Molly led the Diviners to the art therapy room and opened a drawer, taking out a batch of patients’ sketches. The scenes were eerily similar: They all showed the man in the stovepipe hat leading an army of the dead. Above him, the sky crackled with lightning.

“Okay. Now I’m really scared,” Theta said.

“There is one patient…” Molly stopped. “Oh. I don’t know if I should say.”

“Oh, you should say! You should pos-i-tute-ly say,” Sam cooed. “I mean, a girl as pretty as you? If I can do anything to keep worry from your door.” He grinned and took Molly’s hand.

“Charming,” Ling muttered.

Molly blushed. “There’s a patient. A very disturbed young man, but he’s quite a talented artist. Conor Flynn.”
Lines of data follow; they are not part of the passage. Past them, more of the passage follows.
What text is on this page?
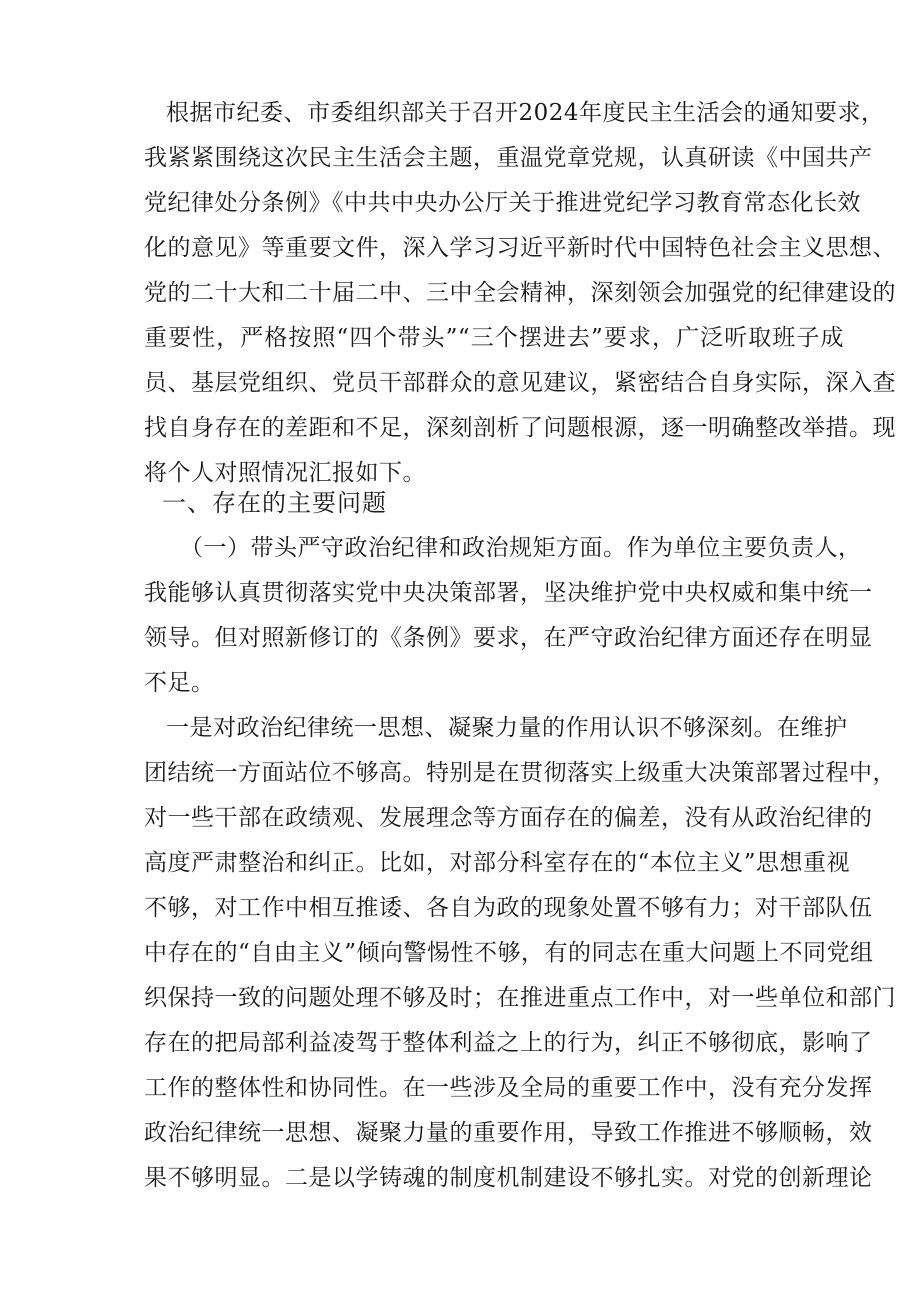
根据市纪委、市委组织部关于召开2024年度民主生活会的通知要求，
我紧紧围绕这次民主生活会主题，重温党章党规，认真研读《中国共产
党纪律处分条例》《中共中央办公厅关于推进党纪学习教育常态化长效
化的意见》等重要文件，深入学习习近平新时代中国特色社会主义思想、
党的二十大和二十届二中、三中全会精神，深刻领会加强党的纪律建设的
重要性，严格按照“四个带头”“三个摆进去”要求，广泛听取班子成
员、基层党组织、党员干部群众的意见建议，紧密结合自身实际，深入查
找自身存在的差距和不足，深刻剖析了问题根源，逐一明确整改举措。现
将个人对照情况汇报如下。
一、存在的主要问题
（一）带头严守政治纪律和政治规矩方面。作为单位主要负责人，
我能够认真贯彻落实党中央决策部署，坚决维护党中央权威和集中统一
领导。但对照新修订的《条例》要求，在严守政治纪律方面还存在明显
不足。
一是对政治纪律统一思想、凝聚力量的作用认识不够深刻。在维护
团结统一方面站位不够高。特别是在贯彻落实上级重大决策部署过程中，
对一些干部在政绩观、发展理念等方面存在的偏差，没有从政治纪律的
高度严肃整治和纠正。比如，对部分科室存在的“本位主义”思想重视
不够，对工作中相互推诿、各自为政的现象处置不够有力；对干部队伍
中存在的“自由主义”倾向警惕性不够，有的同志在重大问题上不同党组
织保持一致的问题处理不够及时；在推进重点工作中，对一些单位和部门
存在的把局部利益凌驾于整体利益之上的行为，纠正不够彻底，影响了
工作的整体性和协同性。在一些涉及全局的重要工作中，没有充分发挥
政治纪律统一思想、凝聚力量的重要作用，导致工作推进不够顺畅，效
果不够明显。二是以学铸魂的制度机制建设不够扎实。对党的创新理论
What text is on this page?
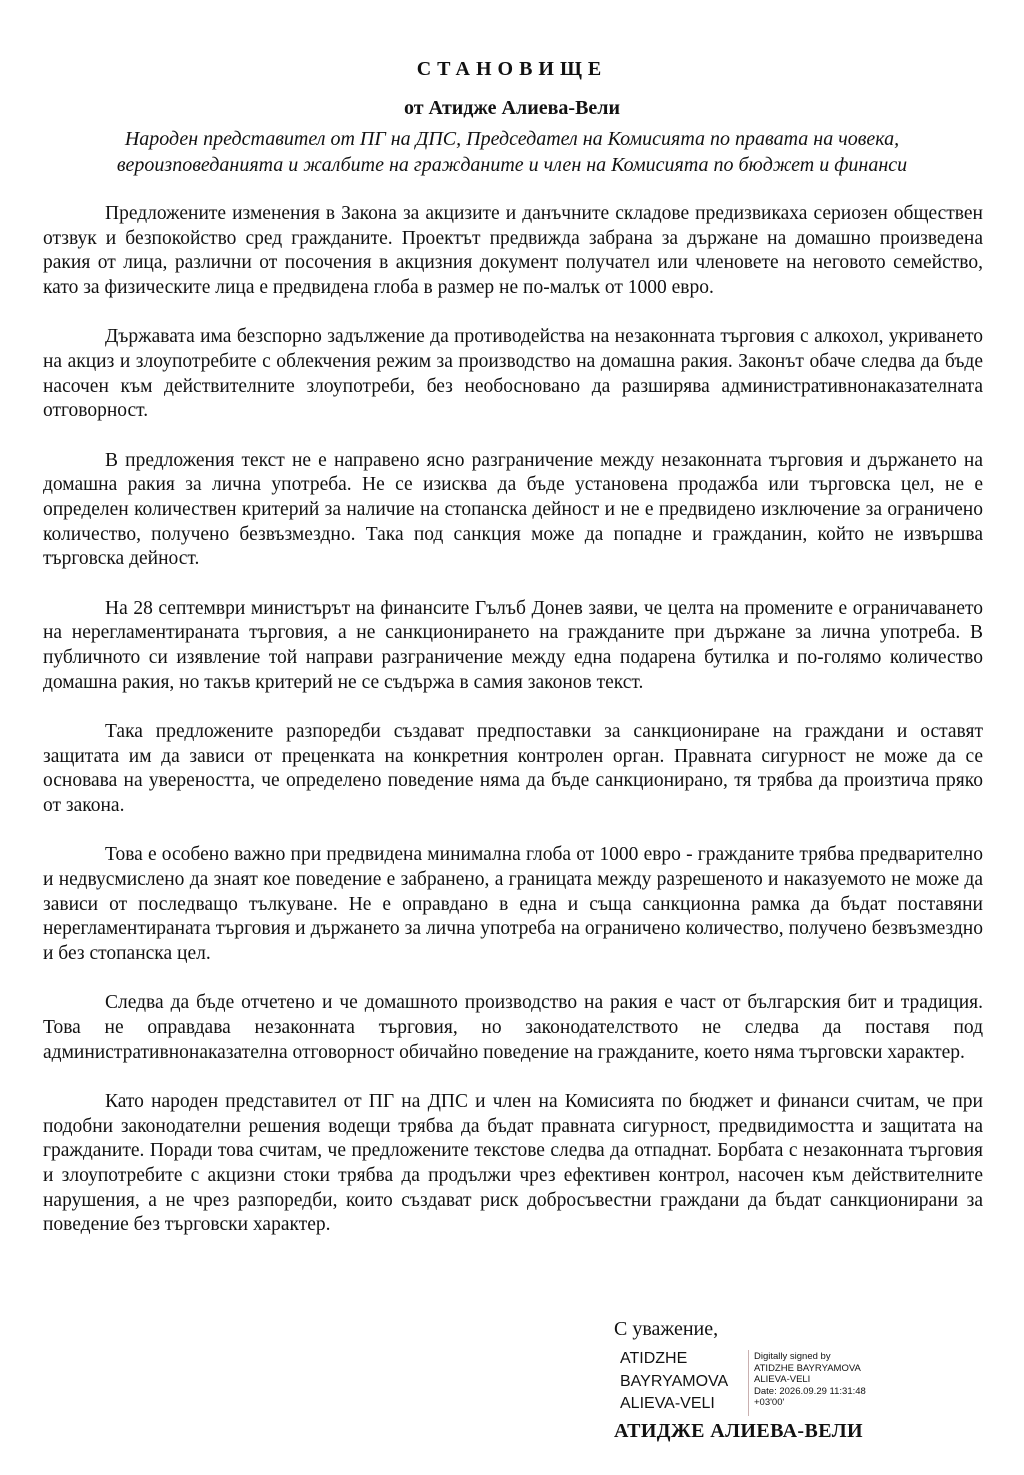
СТАНОВИЩЕ
от Атидже Алиева-Вели
Народен представител от ПГ на ДПС, Председател на Комисията по правата на човека,
вероизповеданията и жалбите на гражданите и член на Комисията по бюджет и финанси

Предложените изменения в Закона за акцизите и данъчните складове предизвикаха сериозен обществен отзвук и безпокойство сред гражданите. Проектът предвижда забрана за държане на домашно произведена ракия от лица, различни от посочения в акцизния документ получател или членовете на неговото семейство, като за физическите лица е предвидена глоба в размер не по-малък от 1000 евро.

Държавата има безспорно задължение да противодейства на незаконната търговия с алкохол, укриването на акциз и злоупотребите с облекчения режим за производство на домашна ракия. Законът обаче следва да бъде насочен към действителните злоупотреби, без необосновано да разширява административнонаказателната отговорност.

В предложения текст не е направено ясно разграничение между незаконната търговия и държането на домашна ракия за лична употреба. Не се изисква да бъде установена продажба или търговска цел, не е определен количествен критерий за наличие на стопанска дейност и не е предвидено изключение за ограничено количество, получено безвъзмездно. Така под санкция може да попадне и гражданин, който не извършва търговска дейност.

На 28 септември министърът на финансите Гълъб Донев заяви, че целта на промените е ограничаването на нерегламентираната търговия, а не санкционирането на гражданите при държане за лична употреба. В публичното си изявление той направи разграничение между една подарена бутилка и по-голямо количество домашна ракия, но такъв критерий не се съдържа в самия законов текст.

Така предложените разпоредби създават предпоставки за санкциониране на граждани и оставят защитата им да зависи от преценката на конкретния контролен орган. Правната сигурност не може да се основава на увереността, че определено поведение няма да бъде санкционирано, тя трябва да произтича пряко от закона.

Това е особено важно при предвидена минимална глоба от 1000 евро - гражданите трябва предварително и недвусмислено да знаят кое поведение е забранено, а границата между разрешеното и наказуемото не може да зависи от последващо тълкуване. Не е оправдано в една и съща санкционна рамка да бъдат поставяни нерегламентираната търговия и държането за лична употреба на ограничено количество, получено безвъзмездно и без стопанска цел.

Следва да бъде отчетено и че домашното производство на ракия е част от българския бит и традиция. Това не оправдава незаконната търговия, но законодателството не следва да поставя под административнонаказателна отговорност обичайно поведение на гражданите, което няма търговски характер.

Като народен представител от ПГ на ДПС и член на Комисията по бюджет и финанси считам, че при подобни законодателни решения водещи трябва да бъдат правната сигурност, предвидимостта и защитата на гражданите. Поради това считам, че предложените текстове следва да отпаднат. Борбата с незаконната търговия и злоупотребите с акцизни стоки трябва да продължи чрез ефективен контрол, насочен към действителните нарушения, а не чрез разпоредби, които създават риск добросъвестни граждани да бъдат санкционирани за поведение без търговски характер.

С уважение,
ATIDZHE
BAYRYAMOVA
ALIEVA-VELI
Digitally signed by
ATIDZHE BAYRYAMOVA
ALIEVA-VELI
Date: 2026.09.29 11:31:48
+03'00'
АТИДЖЕ АЛИЕВА-ВЕЛИ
“Conor Flynn,” Isaiah said. At Memphis’s silent urging, he lowered his voice. “Memphis, that’s who Mama said we had to protect.”

“Tell us about Conor,” Evie said to Molly.

“Conor was there in the room when Mr. Roland killed Big Mike and Mary—drew the whole thing even though he said he never turned around once. And he drew what happened with Mrs. Bennett and Miss Headley, too, even though he was upstairs when the murders took place. He’s always drawing frightening things. I put some of them away for the doctors to see,” the nurse whispered.